Studies conducted by the Rutgers University in collaboration with researchers from Kenya, Tanzania and Zambia, show that the African indigenous vegetables have not been fully explored.
Dr James Simon of Rutgers University acknowledges that although a majority of consumers prefer to eat indigenous vegetables, they do not actually consume them as often.
“To move to the formal market sector, indigenous crops need to come in a predictable fashion and with a predictable level of quality. If done correctly through irrigation and water distribution systems, farmers can grow and sell these crops throughout the year,” he said.
Dr Jane Ambuko, a horticulturalist from the University of Nairobi, acknowledges that as a modern working woman, it is difficult to go to the market to look for vegetables, thus, many now opt to go to supermarkets, which sometimes are limited in variety.
“The only readily available vegetable is managu, which may still not be fresh by the time one gets from the office. It would be nice for people to come up with other ways of repackaging the vegetables, clearly labelling them to maintain their freshness and avoid wastage and loss,” she said.
As a quality measure, she added, the vegetables can be certified by the Kenya Bureau of Standards so that they can be sold freely in the Kenyan market and beyond.
Climate change and food loss are among the greatest challenges facing indigenous food production, noted Nutrition specialist in the Department of Food, Nutrition and Dietetics at the Kenyatta University, Dr Judith Kimiywe.
-Claire Wasilwa and Sarah Nanjala
Farmers troubled by whiteflies
Farmers in Kirinyaga County are counting losses as whiteflies destroy their crops.
“The flies congregate on the underside of leaves, lay eggs and suck out the plants’ fluids while injecting toxic saliva,” Jackson Karani, a French beans farmer in Kiumbu village, said.
The insects have invaded his seven-acre farm, destroying the crops’ leaves.
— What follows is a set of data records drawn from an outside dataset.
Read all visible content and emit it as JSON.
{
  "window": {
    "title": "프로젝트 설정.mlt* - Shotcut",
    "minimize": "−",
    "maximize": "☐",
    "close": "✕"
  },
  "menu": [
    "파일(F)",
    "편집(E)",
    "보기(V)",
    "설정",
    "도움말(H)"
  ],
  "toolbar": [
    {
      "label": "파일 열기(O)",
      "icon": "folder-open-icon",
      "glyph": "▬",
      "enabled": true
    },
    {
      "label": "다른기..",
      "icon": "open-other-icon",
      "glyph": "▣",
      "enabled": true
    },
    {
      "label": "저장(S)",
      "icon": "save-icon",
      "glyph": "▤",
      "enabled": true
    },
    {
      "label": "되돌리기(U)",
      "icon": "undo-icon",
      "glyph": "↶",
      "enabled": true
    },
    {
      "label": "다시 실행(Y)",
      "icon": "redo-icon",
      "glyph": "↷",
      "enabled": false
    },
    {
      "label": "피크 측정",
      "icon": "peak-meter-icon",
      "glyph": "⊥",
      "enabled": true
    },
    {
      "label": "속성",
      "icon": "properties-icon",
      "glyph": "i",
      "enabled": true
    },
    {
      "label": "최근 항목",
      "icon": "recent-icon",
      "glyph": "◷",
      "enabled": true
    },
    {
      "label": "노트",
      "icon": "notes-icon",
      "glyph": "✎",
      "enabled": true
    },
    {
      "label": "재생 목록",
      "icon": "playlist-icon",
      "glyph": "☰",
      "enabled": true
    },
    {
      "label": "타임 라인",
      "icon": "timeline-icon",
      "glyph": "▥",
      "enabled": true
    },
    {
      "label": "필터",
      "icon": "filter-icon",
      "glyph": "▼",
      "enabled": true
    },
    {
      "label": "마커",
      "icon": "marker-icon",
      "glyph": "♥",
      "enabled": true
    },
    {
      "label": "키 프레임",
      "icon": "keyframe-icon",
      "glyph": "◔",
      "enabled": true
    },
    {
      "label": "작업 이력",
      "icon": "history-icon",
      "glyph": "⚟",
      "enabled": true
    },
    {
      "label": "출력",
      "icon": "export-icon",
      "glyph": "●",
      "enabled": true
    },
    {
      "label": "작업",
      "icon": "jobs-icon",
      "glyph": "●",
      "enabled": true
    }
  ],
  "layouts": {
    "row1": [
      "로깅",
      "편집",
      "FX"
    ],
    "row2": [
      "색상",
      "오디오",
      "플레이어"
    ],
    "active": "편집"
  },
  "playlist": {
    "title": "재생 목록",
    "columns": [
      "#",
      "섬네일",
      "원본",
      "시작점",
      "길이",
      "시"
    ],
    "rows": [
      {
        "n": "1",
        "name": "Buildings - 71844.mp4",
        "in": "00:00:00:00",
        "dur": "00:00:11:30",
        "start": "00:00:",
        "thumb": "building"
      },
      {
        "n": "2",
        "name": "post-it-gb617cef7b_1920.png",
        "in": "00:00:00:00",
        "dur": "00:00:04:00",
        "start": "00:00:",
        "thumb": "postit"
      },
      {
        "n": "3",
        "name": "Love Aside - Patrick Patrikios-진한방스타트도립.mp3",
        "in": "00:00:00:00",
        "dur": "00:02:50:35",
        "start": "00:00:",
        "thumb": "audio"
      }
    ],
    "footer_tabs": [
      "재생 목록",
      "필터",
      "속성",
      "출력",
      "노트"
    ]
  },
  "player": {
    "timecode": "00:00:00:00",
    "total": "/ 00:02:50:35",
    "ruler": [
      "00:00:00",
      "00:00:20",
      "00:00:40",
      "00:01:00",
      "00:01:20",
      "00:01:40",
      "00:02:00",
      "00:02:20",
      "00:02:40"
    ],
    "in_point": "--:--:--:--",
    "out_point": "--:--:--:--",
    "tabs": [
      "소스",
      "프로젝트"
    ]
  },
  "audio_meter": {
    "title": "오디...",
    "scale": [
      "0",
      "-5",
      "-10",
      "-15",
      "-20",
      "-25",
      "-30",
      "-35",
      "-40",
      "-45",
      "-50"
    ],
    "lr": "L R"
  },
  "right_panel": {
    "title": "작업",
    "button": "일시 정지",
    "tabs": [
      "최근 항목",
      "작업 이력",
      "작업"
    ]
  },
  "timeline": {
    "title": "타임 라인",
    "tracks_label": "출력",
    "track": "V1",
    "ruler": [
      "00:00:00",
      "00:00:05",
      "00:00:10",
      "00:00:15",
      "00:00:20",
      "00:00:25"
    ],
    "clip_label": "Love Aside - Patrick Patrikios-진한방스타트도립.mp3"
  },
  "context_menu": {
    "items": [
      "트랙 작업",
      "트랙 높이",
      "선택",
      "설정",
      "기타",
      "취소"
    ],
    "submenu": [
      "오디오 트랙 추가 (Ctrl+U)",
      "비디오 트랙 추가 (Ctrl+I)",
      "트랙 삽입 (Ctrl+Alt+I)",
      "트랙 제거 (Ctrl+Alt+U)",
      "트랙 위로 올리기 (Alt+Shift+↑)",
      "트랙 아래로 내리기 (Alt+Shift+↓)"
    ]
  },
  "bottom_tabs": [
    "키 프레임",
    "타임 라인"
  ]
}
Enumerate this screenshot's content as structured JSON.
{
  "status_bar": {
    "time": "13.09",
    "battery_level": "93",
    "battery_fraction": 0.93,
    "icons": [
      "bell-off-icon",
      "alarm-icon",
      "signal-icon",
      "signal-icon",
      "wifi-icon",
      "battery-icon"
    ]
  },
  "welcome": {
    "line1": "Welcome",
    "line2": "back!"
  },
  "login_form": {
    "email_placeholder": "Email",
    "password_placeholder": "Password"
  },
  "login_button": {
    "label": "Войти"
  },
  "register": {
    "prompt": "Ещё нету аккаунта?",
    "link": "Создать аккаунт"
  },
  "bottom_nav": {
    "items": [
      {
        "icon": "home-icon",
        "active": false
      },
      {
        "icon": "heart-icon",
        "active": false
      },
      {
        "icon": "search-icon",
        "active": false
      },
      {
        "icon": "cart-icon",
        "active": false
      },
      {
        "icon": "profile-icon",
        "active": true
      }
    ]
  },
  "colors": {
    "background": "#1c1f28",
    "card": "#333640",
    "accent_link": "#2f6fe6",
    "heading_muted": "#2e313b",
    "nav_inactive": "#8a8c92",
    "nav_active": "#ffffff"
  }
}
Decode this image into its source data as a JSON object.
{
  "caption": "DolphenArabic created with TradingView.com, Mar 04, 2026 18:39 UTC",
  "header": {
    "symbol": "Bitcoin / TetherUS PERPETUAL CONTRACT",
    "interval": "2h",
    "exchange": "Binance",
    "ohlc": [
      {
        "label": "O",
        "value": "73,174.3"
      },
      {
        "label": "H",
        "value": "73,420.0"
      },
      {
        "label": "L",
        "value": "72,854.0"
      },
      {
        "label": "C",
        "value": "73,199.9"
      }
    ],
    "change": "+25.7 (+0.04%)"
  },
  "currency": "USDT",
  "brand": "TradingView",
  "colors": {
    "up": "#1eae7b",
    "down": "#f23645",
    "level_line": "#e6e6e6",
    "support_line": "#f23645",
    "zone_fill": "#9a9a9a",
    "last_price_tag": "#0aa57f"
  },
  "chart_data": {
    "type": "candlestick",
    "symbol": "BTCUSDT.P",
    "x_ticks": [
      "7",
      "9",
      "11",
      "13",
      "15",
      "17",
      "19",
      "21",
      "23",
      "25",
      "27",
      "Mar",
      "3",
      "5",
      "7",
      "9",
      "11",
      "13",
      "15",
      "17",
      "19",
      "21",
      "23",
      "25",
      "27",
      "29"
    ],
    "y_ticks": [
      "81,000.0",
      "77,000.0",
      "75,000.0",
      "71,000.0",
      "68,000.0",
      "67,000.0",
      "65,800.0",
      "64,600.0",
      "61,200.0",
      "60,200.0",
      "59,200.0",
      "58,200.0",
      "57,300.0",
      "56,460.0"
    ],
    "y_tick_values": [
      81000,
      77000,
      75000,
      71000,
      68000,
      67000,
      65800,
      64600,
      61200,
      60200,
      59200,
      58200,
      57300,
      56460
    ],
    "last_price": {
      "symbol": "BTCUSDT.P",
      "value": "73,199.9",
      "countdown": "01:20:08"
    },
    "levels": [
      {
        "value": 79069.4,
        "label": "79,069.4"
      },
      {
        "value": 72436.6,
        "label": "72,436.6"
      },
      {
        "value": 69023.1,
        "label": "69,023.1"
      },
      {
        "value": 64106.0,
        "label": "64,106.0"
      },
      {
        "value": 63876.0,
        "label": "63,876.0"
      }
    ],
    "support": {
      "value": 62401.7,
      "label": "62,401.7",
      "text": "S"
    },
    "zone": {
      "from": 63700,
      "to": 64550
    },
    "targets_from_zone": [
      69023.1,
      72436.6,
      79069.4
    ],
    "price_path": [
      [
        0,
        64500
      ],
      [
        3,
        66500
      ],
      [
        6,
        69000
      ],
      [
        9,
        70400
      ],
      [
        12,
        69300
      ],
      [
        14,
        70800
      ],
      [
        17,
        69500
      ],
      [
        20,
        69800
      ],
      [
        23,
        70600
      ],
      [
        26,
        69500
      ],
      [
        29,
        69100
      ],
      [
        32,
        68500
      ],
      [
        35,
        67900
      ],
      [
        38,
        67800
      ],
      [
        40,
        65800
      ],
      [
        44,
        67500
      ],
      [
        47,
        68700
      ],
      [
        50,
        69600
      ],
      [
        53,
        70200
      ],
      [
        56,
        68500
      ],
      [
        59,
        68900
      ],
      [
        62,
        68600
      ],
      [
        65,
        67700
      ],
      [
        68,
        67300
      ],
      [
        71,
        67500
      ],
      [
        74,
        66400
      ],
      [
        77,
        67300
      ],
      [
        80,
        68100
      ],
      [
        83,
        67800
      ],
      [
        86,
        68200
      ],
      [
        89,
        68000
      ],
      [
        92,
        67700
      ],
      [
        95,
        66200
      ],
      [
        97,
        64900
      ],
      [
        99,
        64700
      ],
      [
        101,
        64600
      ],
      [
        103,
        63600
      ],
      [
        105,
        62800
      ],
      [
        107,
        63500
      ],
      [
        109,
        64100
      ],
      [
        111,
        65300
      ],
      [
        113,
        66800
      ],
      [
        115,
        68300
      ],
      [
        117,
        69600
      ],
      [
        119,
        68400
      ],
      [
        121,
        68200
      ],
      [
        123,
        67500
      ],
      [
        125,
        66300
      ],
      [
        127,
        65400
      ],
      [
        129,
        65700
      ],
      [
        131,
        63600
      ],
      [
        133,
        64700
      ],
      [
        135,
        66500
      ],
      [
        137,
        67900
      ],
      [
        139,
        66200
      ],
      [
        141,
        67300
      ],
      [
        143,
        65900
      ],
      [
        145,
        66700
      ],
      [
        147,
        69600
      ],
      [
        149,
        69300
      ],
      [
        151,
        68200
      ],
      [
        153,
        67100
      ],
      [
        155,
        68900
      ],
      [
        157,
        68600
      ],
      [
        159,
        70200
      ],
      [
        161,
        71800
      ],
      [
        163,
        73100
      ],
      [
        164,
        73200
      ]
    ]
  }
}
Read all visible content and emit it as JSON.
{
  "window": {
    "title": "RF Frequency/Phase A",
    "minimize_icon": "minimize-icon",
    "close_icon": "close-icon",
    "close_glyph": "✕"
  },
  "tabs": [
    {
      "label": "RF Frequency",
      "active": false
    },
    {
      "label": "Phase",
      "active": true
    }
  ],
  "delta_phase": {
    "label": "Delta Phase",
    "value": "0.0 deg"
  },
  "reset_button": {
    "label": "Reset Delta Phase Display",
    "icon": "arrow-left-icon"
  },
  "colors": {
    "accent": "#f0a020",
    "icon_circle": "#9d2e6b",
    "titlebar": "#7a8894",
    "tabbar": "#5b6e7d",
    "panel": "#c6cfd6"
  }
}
Most of them have now turned yellow and fallen off.
The tiny whitish flies are attracted to young leaves and in their feeding, they not only transmit diseases, but they also secret honeydew that develops a dark mould that disrupts photosynthesis
Farmers are supposed to spray against the pest every fortnight, but due to the outbreak, they are being forced to spray every week raising their cost of production.
The county government has promised to assist the farmers manage the pest.
Ex-Ethiopian PM vows to push for tech-driven agriculture as Agra chair
Ethiopia’s former Prime Minister Hailemariam Desalegn has said his goal as the new Alliance for a Green Revolution in Africa (Agra) board chair will be to push for technology-driven farming.
Speaking after taking over from Zimbabwean telco mogul Strive Masiyiwa in Nairobi recently, Desalegn added he will work for the transformation of the continent’s agricultural structures from subsistence to high-value production and export.
Agra, a pan-African agricultural organisation headquartered in Nairobi, was established in 2006 to spur green revolution and food security across the continent.
Desalegn, who will assume office next month, becomes the third chairman of the organisation’s board, with his other predecessor being Kofi Annan (deceased).
He also pledged to rally various African Heads of State to honour their commitment to the Maputo declaration of 2003, which directed all African Union member states to commit at least 10 per cent of their national budgets to agricultural development.
“Our agriculture needs more than technology, it needs good policy and functional markets,” said Agra President Agnes Kalibata, who added that political goodwill in crucial in policy implementation.
Masiyiwa, who served as the Agra board chairman for 15 years, noted that African states had for many years abandoned agriculture especially between 1970s to the 90s for the extractive industry, but funding is coming back.